One episode was the arrest of parliamentary researchers Christopher Cash and Christopher Berry in 2023 on suspicion of spying for Beijing. When prosecutors later dropped the charges, the correction could not reverse the imaginative work the story had done. The idea of a Chinese fifth column was planted. MI5 has issued alerts to Parliament about approaches linked to Chinese intelligence. There were reports of LinkedIn profiles being used to offer promising MPs consultancy arrangements and trips — a classic pattern of recruitment.
Paranoia has infected the universities. With large numbers of Chinese students contributing substantially to the finances of British higher education, concerns have been raised that Beijing’s leverage may chill research — or, worse, that many students are Chinese spies.
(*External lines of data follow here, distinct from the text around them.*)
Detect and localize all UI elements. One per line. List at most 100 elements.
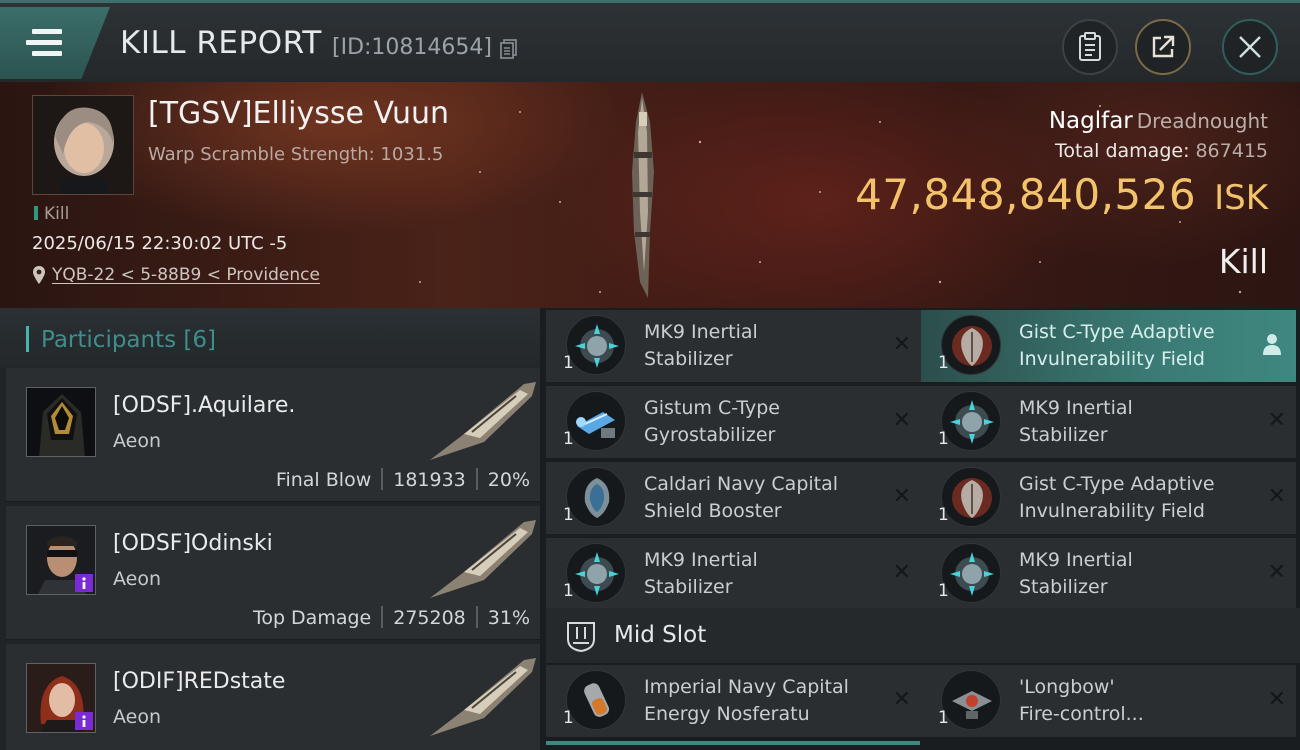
- participant-ship-icon: [430, 520, 536, 598]
- remove-icon[interactable]: ✕: [893, 332, 911, 357]
- participant-damage: 181933: [393, 469, 466, 491]
- page-title: KILL REPORT: [120, 25, 322, 61]
- kill-tag: Kill: [34, 204, 69, 224]
- module-name: Gist C-Type Adaptive Invulnerability Fiel…: [1019, 321, 1215, 370]
- role-badge-icon: [75, 574, 93, 592]
- victim-ship-render: [632, 92, 654, 298]
- remove-icon[interactable]: ✕: [893, 560, 911, 585]
- participant-name[interactable]: [ODSF].Aquilare.: [113, 393, 295, 418]
- module-name: Gistum C-Type Gyrostabilizer: [644, 397, 780, 446]
- participants-panel: Participants [6] [ODSF].Aquilare. Aeon F…: [0, 308, 540, 750]
- participant-row[interactable]: [ODSF]Odinski Aeon Top Damage 275208 31%: [6, 506, 540, 640]
- module-cell[interactable]: 1 MK9 Inertial Stabilizer ✕: [546, 538, 921, 610]
- module-cell[interactable]: 1 MK9 Inertial Stabilizer ✕: [546, 310, 921, 382]
- total-damage: Total damage: 867415: [1055, 140, 1268, 162]
- participant-row[interactable]: [ODIF]REDstate Aeon: [6, 644, 540, 750]
- victim-avatar: [33, 96, 133, 194]
- participant-row[interactable]: [ODSF].Aquilare. Aeon Final Blow 181933 20…: [6, 368, 540, 502]
- location-pin-icon: [33, 266, 45, 284]
- module-cell[interactable]: 1 Imperial Navy Capital Energy Nosferatu …: [546, 665, 921, 737]
- participant-name[interactable]: [ODIF]REDstate: [113, 669, 285, 694]
- menu-icon: [26, 29, 62, 59]
- module-name: MK9 Inertial Stabilizer: [1019, 397, 1133, 446]
- invulnerability-field-icon: [941, 315, 1001, 375]
- location-text: YQB-22 < 5-88B9 < Providence: [52, 265, 320, 285]
- clipboard-button[interactable]: [1062, 19, 1118, 75]
- module-name: MK9 Inertial Stabilizer: [644, 321, 758, 370]
- energy-nosferatu-icon: [566, 670, 626, 730]
- ship-name: Naglfar: [1048, 108, 1133, 134]
- isk-value-line: 47,848,840,526 ISK: [855, 170, 1268, 219]
- share-button[interactable]: [1135, 19, 1191, 75]
- module-cell[interactable]: 1 'Longbow' Fire-control... ✕: [921, 665, 1296, 737]
- mid-slot-header: Mid Slot: [546, 608, 1300, 663]
- role-badge-icon: [75, 712, 93, 730]
- module-quantity: 1: [563, 505, 574, 525]
- module-quantity: 1: [563, 429, 574, 449]
- participant-ship-icon: [430, 382, 536, 460]
- remove-icon[interactable]: ✕: [893, 408, 911, 433]
- module-cell[interactable]: 1 Gist C-Type Adaptive Invulnerability Fi…: [921, 462, 1296, 534]
- module-quantity: 1: [938, 353, 949, 373]
- invulnerability-field-icon: [941, 467, 1001, 527]
- location-link[interactable]: YQB-22 < 5-88B9 < Providence: [32, 265, 320, 285]
- isk-unit: ISK: [1214, 178, 1268, 218]
- module-quantity: 1: [938, 505, 949, 525]
- participant-avatar: [26, 387, 96, 457]
- close-icon: [1239, 36, 1261, 58]
- ship-class: Dreadnought: [1136, 109, 1268, 133]
- menu-button[interactable]: [0, 7, 110, 79]
- remove-icon[interactable]: ✕: [1268, 560, 1286, 585]
- remove-icon[interactable]: ✕: [893, 484, 911, 509]
- participant-name[interactable]: [ODSF]Odinski: [113, 531, 273, 556]
- shield-booster-icon: [566, 467, 626, 527]
- module-quantity: 1: [938, 581, 949, 601]
- module-quantity: 1: [938, 708, 949, 728]
- participant-ship-icon: [430, 658, 536, 736]
- module-quantity: 1: [563, 353, 574, 373]
- copy-icon[interactable]: [500, 39, 518, 59]
- kill-timestamp: 2025/06/15 22:30:02 UTC -5: [32, 233, 288, 254]
- module-cell[interactable]: 1 MK9 Inertial Stabilizer ✕: [921, 386, 1296, 458]
- victim-name[interactable]: [TGSV]Elliysse Vuun: [148, 96, 449, 131]
- kill-result-label: Kill: [1218, 242, 1268, 281]
- remove-icon[interactable]: ✕: [893, 687, 911, 712]
- inertial-stabilizer-icon: [941, 543, 1001, 603]
- warp-scramble-strength: Warp Scramble Strength: 1031.5: [148, 144, 444, 165]
- victim-portrait[interactable]: [32, 95, 134, 195]
- module-quantity: 1: [563, 708, 574, 728]
- participant-avatar: [26, 525, 96, 595]
- remove-icon[interactable]: ✕: [1268, 484, 1286, 509]
- inertial-stabilizer-icon: [566, 315, 626, 375]
- total-damage-label: Total damage:: [1055, 140, 1190, 162]
- close-button[interactable]: [1222, 19, 1278, 75]
- participant-ship: Aeon: [113, 568, 162, 590]
- gyrostabilizer-icon: [566, 391, 626, 451]
- module-cell[interactable]: 1 Gistum C-Type Gyrostabilizer ✕: [546, 386, 921, 458]
- person-icon[interactable]: [1262, 332, 1282, 356]
- participant-percent: 20%: [487, 469, 530, 491]
- module-name: MK9 Inertial Stabilizer: [644, 549, 758, 598]
- module-cell[interactable]: 1 Caldari Navy Capital Shield Booster ✕: [546, 462, 921, 534]
- participant-role: Final Blow: [275, 469, 372, 491]
- remove-icon[interactable]: ✕: [1268, 408, 1286, 433]
- participant-stats: Final Blow 181933 20%: [276, 468, 530, 491]
- remove-icon[interactable]: ✕: [1268, 687, 1286, 712]
- module-quantity: 1: [938, 429, 949, 449]
- selection-indicator: [546, 741, 920, 745]
- participant-ship: Aeon: [113, 706, 162, 728]
- victim-ship[interactable]: Naglfar Dreadnought: [1049, 108, 1268, 134]
- fire-control-icon: [941, 670, 1001, 730]
- module-cell-selected[interactable]: 1 Gist C-Type Adaptive Invulnerability Fi…: [921, 310, 1296, 382]
- module-name: 'Longbow' Fire-control...: [1019, 676, 1144, 725]
- module-quantity: 1: [563, 581, 574, 601]
- victim-banner: [TGSV]Elliysse Vuun Warp Scramble Streng…: [0, 82, 1300, 308]
- module-name: Gist C-Type Adaptive Invulnerability Fiel…: [1019, 473, 1215, 522]
- inertial-stabilizer-icon: [566, 543, 626, 603]
- module-cell[interactable]: 1 MK9 Inertial Stabilizer ✕: [921, 538, 1296, 610]
- participant-damage: 275208: [393, 607, 466, 629]
- fitted-modules-panel: 1 MK9 Inertial Stabilizer ✕ 1 Gist C-Type…: [540, 308, 1300, 750]
- clipboard-icon: [1079, 32, 1101, 61]
- total-damage-value: 867415: [1195, 140, 1268, 162]
- isk-value: 47,848,840,526: [855, 170, 1197, 219]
The Chinese social media platform TikTok provides a further example of alleged malicious influence. The platform’s ownership structure and the legal environment in which its parent company operates raise questions about data access and influence, as they do for many technologies. MPs have been forbidden to download TikTok on their parliamentary devices — and thus to access Chinese views — due to fears of data harvesting, surveillance, and potential exploitation by the Chinese state.
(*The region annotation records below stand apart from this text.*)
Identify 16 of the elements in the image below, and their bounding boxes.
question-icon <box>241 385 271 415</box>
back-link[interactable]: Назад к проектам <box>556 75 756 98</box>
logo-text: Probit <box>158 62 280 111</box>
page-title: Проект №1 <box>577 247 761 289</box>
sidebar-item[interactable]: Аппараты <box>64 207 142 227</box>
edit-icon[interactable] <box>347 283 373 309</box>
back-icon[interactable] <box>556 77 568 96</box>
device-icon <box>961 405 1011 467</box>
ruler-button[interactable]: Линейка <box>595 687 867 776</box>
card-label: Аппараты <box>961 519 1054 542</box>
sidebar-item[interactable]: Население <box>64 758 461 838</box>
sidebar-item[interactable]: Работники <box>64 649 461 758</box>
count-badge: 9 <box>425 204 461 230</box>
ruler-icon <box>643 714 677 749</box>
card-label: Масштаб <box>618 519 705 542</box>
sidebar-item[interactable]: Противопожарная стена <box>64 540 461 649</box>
Media hype and political incentives
How has this paranoid narrative gained such traction? Given the basic premise that China has malevolent intentions towards Britain, there is a political incentive to talk tough on China and to accuse opponents of appeasement. Conservatives framed the Labour government as weak; Labour felt pressure not to appear naïve; and both sides discovered that hawkishness brings short-term benefits without cost.
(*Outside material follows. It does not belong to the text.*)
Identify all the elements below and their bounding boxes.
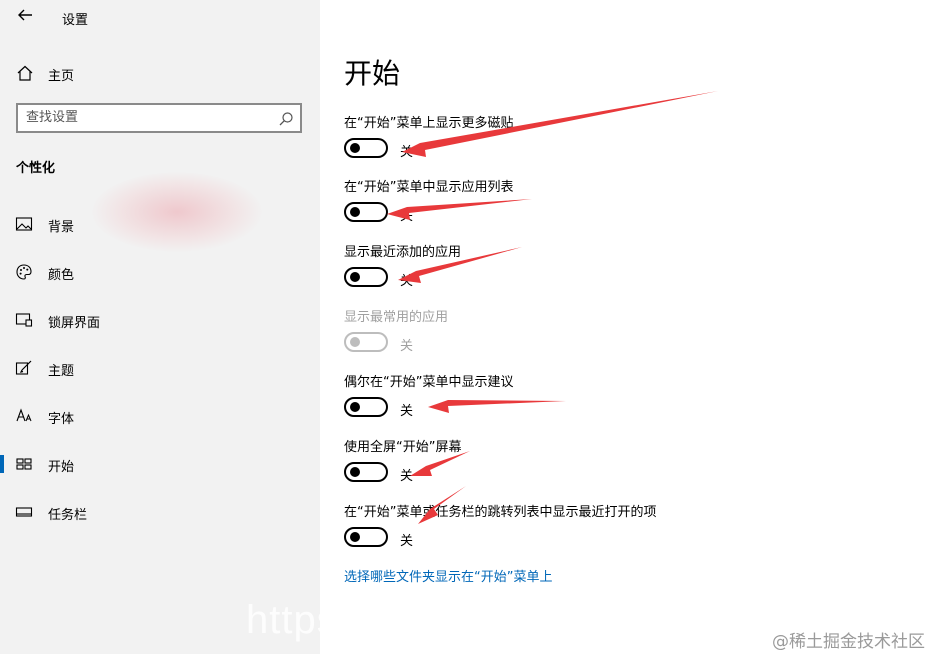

The media, too, has been willing — often eager — to amplify the drama. Stories of covert rooms, “police stations,” and secret agents sell. They supply intrigue, moral certainty, and a ready villain. The result is a classic feedback loop: politicians issue dire warnings that become headlines; headlines create pressure for stronger gestures; gestures become further stories of a nation “standing up” to China. The public is left with a sense of permanent siege — a mood that can be mobilized but rarely resolved.
Shadow-boxing with Beijing
Britain today is engaged in an imaginary war with China. This is not to deny that China poses challenges. Authoritarian practices, human-rights abuses, cyber capabilities, and influence operations are real issues requiring clear-eyed policy. But the feature of paranoia is that it collapses the distinction between fact and fantasy, leading to a dangerous escalation of mutual threat.
Times columnist Juliet Samuel recently wondered “what exactly will the US do … if we allow its main adversary [China] to build a vast operational hub slap-bang in the middle of the Western alliance and its critical infrastructure?” To which former Foreign Secretary Jack Straw replied: “It’s long been a fact of life that nations engage in espionage against each other,” and sensibly suggested that we should rely on intelligence advice rather than speculation to assess the severity of the threat.